Kawiarnia Bewley's czynna dla gości po remoncie za 12 mln euro
Duże inwestycje nie oznaczają, że wystrój diametralnie się zmienił. Właściciele zadbali o zachowanie oryginalnego wyglądu – mahoniowych okładzin, aksamitnych tapicerowań oraz marmurowych blatów.
“Wchodząc do lokalu, przenosimy się w lata 20. ubiegłego stulecia. Jest tylko bardziej przestronnie i jasno niż przed renowacją. Więcej światła w lokalu zyskano dzięki nowej białej marmurowej podłodze oraz większemu wyeksponowaniu okien. Architekt Shane de Blacam wpadł na pomysł otwarcia przestrzeni i wpuszczeniu do środka dziennego światła.
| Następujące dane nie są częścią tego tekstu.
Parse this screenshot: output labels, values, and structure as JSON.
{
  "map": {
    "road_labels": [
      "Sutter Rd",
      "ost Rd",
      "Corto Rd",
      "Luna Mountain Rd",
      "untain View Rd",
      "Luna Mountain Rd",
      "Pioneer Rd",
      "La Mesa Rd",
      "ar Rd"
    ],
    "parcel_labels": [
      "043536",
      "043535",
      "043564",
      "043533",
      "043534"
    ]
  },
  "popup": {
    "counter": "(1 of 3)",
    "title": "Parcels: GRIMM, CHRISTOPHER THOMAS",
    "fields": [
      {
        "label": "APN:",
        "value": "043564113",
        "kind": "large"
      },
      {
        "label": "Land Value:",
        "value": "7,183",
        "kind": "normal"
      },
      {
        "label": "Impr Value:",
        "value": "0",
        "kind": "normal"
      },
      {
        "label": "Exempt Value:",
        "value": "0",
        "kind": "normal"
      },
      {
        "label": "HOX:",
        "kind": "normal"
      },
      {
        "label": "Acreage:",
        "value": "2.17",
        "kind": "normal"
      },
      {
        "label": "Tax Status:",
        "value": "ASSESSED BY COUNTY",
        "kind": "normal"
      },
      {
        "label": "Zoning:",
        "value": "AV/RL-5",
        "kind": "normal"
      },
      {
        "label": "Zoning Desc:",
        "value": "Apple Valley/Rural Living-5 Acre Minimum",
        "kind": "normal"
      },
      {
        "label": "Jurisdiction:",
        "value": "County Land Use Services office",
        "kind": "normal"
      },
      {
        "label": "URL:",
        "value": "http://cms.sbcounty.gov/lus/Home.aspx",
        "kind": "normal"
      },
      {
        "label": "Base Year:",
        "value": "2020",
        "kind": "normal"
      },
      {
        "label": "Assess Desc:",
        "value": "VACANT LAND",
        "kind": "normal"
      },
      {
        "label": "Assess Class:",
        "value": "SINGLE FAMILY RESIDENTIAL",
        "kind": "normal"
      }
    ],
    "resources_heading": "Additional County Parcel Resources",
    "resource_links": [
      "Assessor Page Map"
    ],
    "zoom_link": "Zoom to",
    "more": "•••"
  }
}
Odkrył nowe oblicze, o którym nie mieliśmy pojęcia” - relacjonuje Paddy Campbell, który przejął kawiarnię w 1986 roku.
Według właściciela, skala liftingu przekroczyła pierwotne założenia.
“Byliśmy zamknięci przez tysiąc dni. To długi czas dla Dublina bez Bewley’s. To jak tysiąc lat. Początkowo mieliśmy przebudować tylko parter, ale skończyło się na kompletnym remoncie – od piwnic po dach” - tłumaczy Campbell.
Prace utrudniał fakt, iż budynek jest objęty ochroną zabytków.
“Nie korzystaliśmy z usług projektanta wnętrz. To miejsca ma swoje DNA i chcieliśmy je zachować. Chodziło nam tylko o odświeżenie i unowocześnienie wystroju i wyposażenia” - tłumaczy żona właściciela, Veronica Campbell.
W Bewley’s mieszczącym się przy Grafton Street, czynne są już sceny, parter i półpiętro — oferujące 250 miejsc. W styczniu zostanie oddanych do użytku drugie tyle siedzeń w pokojach na piętrze. W marcu, na 3. piętro powróci Bewley’s Cafe Theatre.